A recent International Innovation article featured the achievements of the DataONE research project. Excerpts from the article, for which CCI Associate Dean for Research and SIS Professor Suzie Allard (SA), Chancellor’s Professor and CCI Board of Visitors Professor Carol Tenopir (CT), and Mike Frame (MF), chief of computational science for US Geological Survey and SIS Adjunct Professor, were interviewed, are provided below. To read the full article, see http://digimag.internationalinnovation.com/launch.aspx?eid=ca4834e0-ba1b-44ed-b9e1-ec907e02d568&pnum=97&utm_campaign=210814+issue+148+-+referred+contacts+email+Carol+Tenopir&utm_source=emailCampaign&utm_medium=email&utm_content=.
From International Innovation issue 148 - “An accessible infrastructure”

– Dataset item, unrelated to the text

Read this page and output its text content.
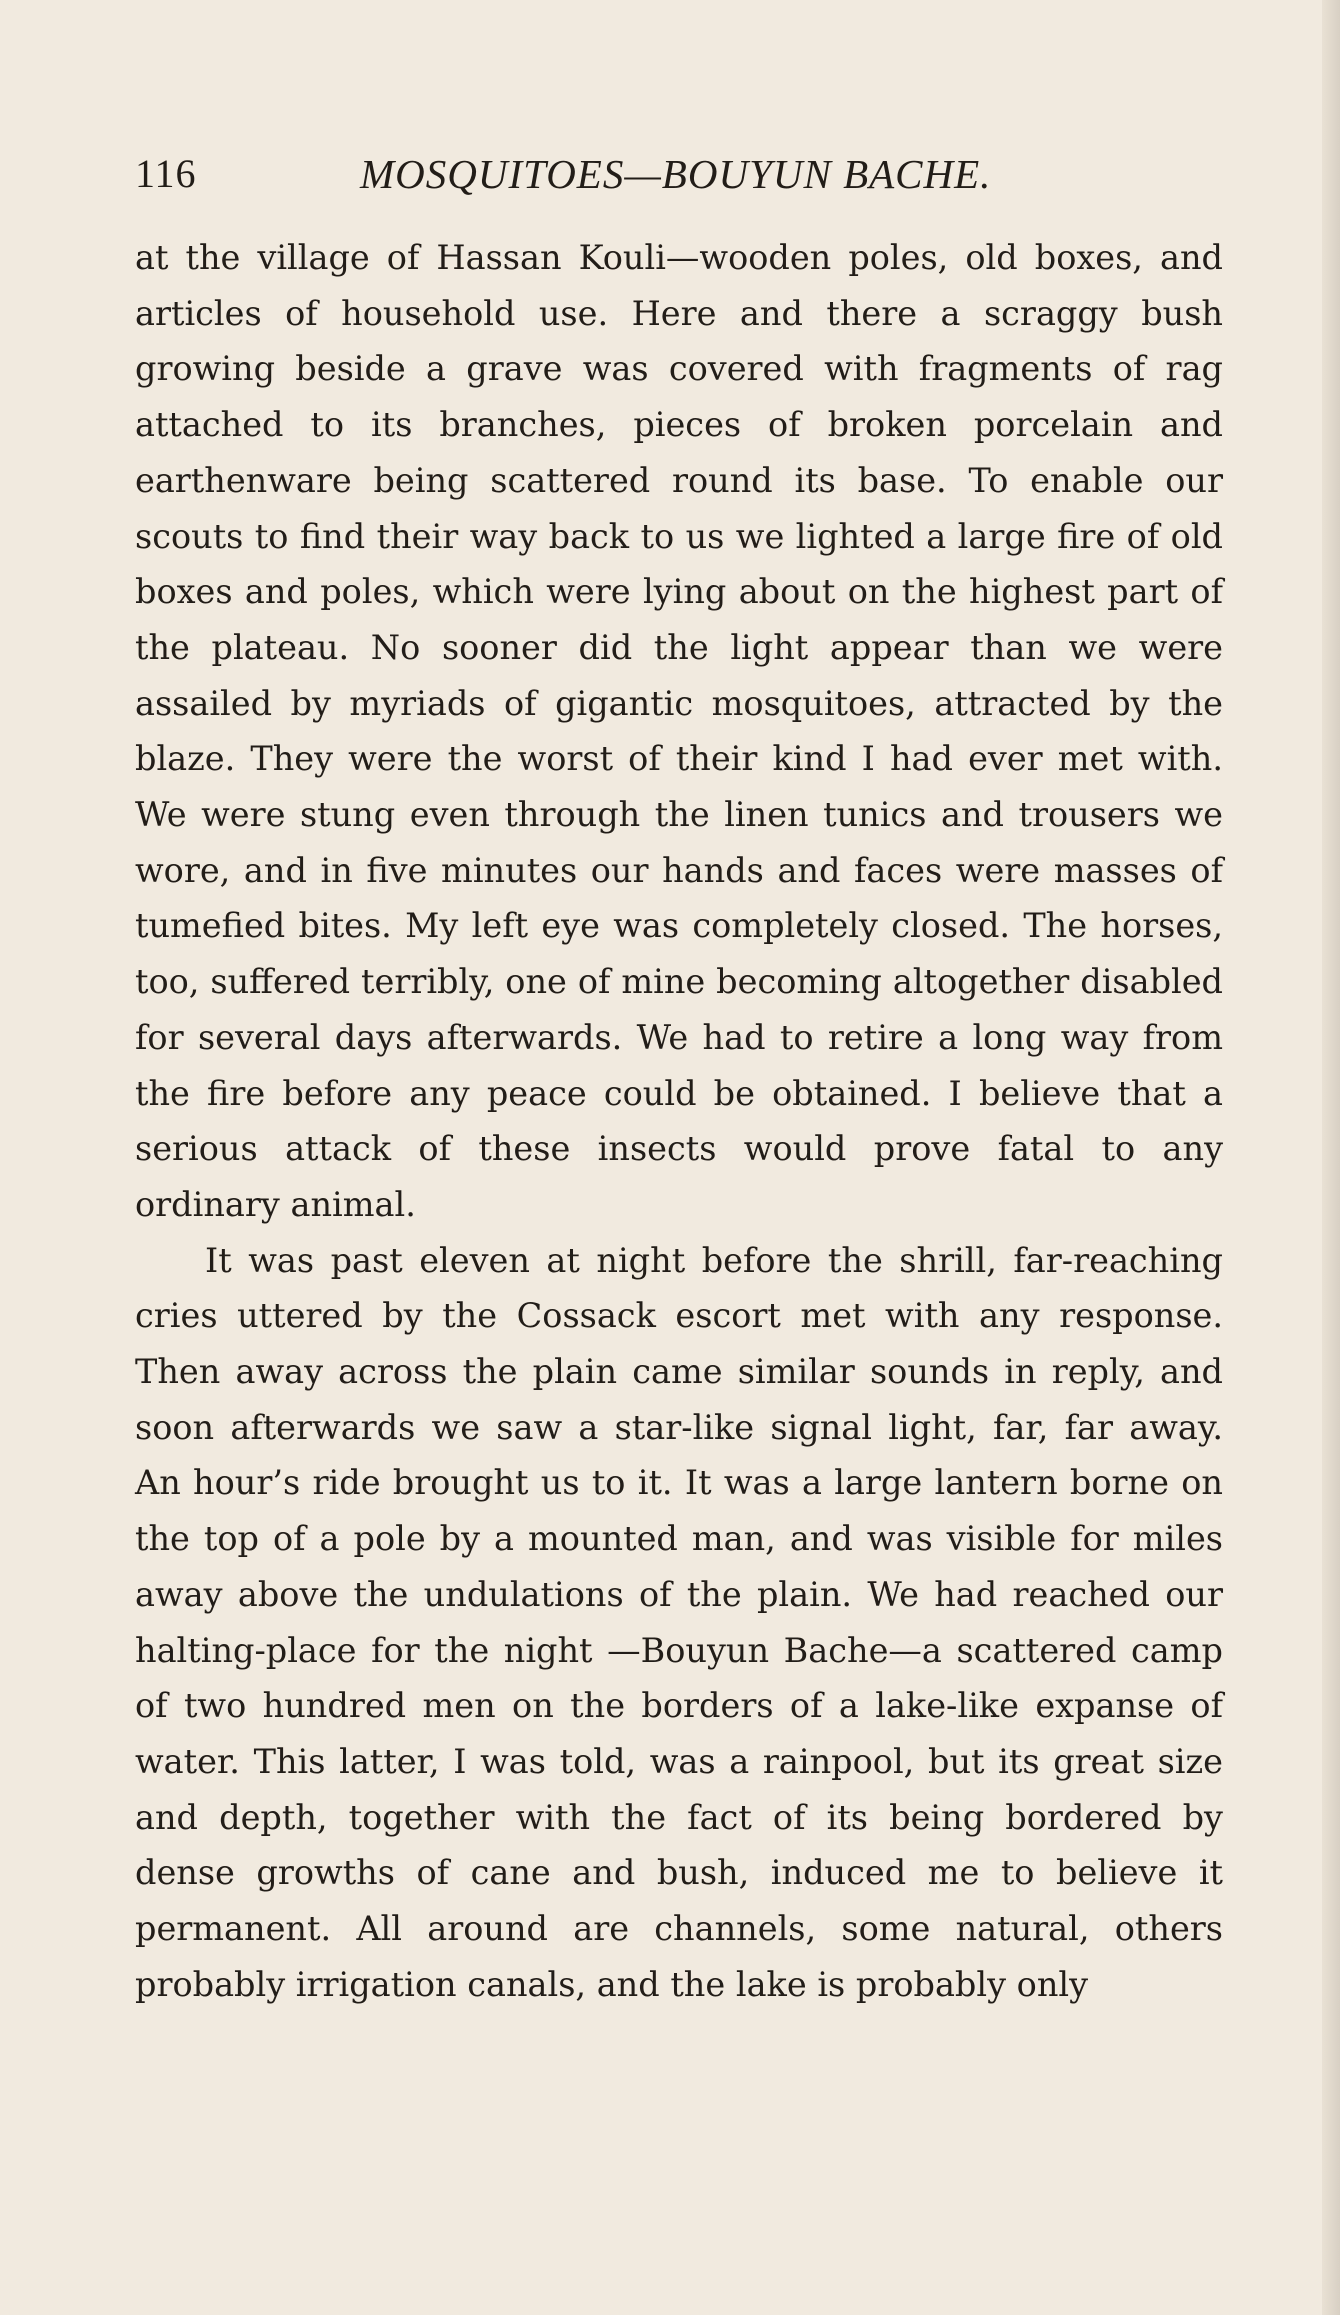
116	MOSQUITOES—BOUYUN BACHE.

at the village of Hassan Kouli—wooden poles, old boxes, and articles of household use. Here and there a scraggy bush growing beside a grave was covered with fragments of rag attached to its branches, pieces of broken porcelain and earthenware being scattered round its base. To enable our scouts to find their way back to us we lighted a large fire of old boxes and poles, which were lying about on the highest part of the plateau. No sooner did the light appear than we were assailed by myriads of gigantic mosquitoes, attracted by the blaze. They were the worst of their kind I had ever met with. We were stung even through the linen tunics and trousers we wore, and in five minutes our hands and faces were masses of tumefied bites. My left eye was completely closed. The horses, too, suffered terribly, one of mine becoming altogether disabled for several days afterwards. We had to retire a long way from the fire before any peace could be obtained. I believe that a serious attack of these insects would prove fatal to any ordinary animal.

It was past eleven at night before the shrill, far-reaching cries uttered by the Cossack escort met with any response. Then away across the plain came similar sounds in reply, and soon afterwards we saw a star-like signal light, far, far away. An hour’s ride brought us to it. It was a large lantern borne on the top of a pole by a mounted man, and was visible for miles away above the undulations of the plain. We had reached our halting-place for the night —Bouyun Bache—a scattered camp of two hundred men on the borders of a lake-like expanse of water. This latter, I was told, was a rainpool, but its great size and depth, together with the fact of its being bordered by dense growths of cane and bush, induced me to believe it permanent. All around are channels, some natural, others probably irrigation canals, and the lake is probably only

Can you begin by outlining the objectives of Data Observation Network for Earth (DataONE)?
CT, SA & MF: DataONE is a data infrastructure that provides open, persistent, robust and secure access to Earth observational data. Supported by the US National Science Foundation as one of the initial DataNets, DataONE ensures the preservation, access and use of multi-scale, multidiscipline and multinational science data through three primary cyberinfrastructure elements, and a broad education and outreach programme.
What is the role of the Usability and Assessment (U&A) Working Group?
CT, SA, & MF: The U&A Working Group conducts assessments of data sharing practices, perceptions, and barriers. These include formal surveys with DataONE stakeholders and user experience tests of the DataONE system and toolkit.
How important is data sharing in the modern research environment and why is there a necessity for understanding current scientific practice regarding data sharing in research?
CT, SA & MF: Research data access, sharing, reuse and preservation are driven by the growing interdisciplinary nature of scientific problems, mandates from funders and publishers for data deposition and the increasing availability of subject-based data repositories. Scientists need to understand the systems and tools available to them throughout the research data lifecycle, while DataONE seeks to understand their attitudes, and needs regarding data access, sharing and reuse. Understanding current practices, needs, incentives and barriers to data sharing and reuse by scientists is vital for those who are building a culture of data sharing.
“Several of our DataONE alumni are now working in strategic positions in the scientific data community as a result of their unique graduate study work on this grant project,” said Allard. “Our DataONE students are a part of important, ground-breaking work that provides them with experiences few others entering the job market have.”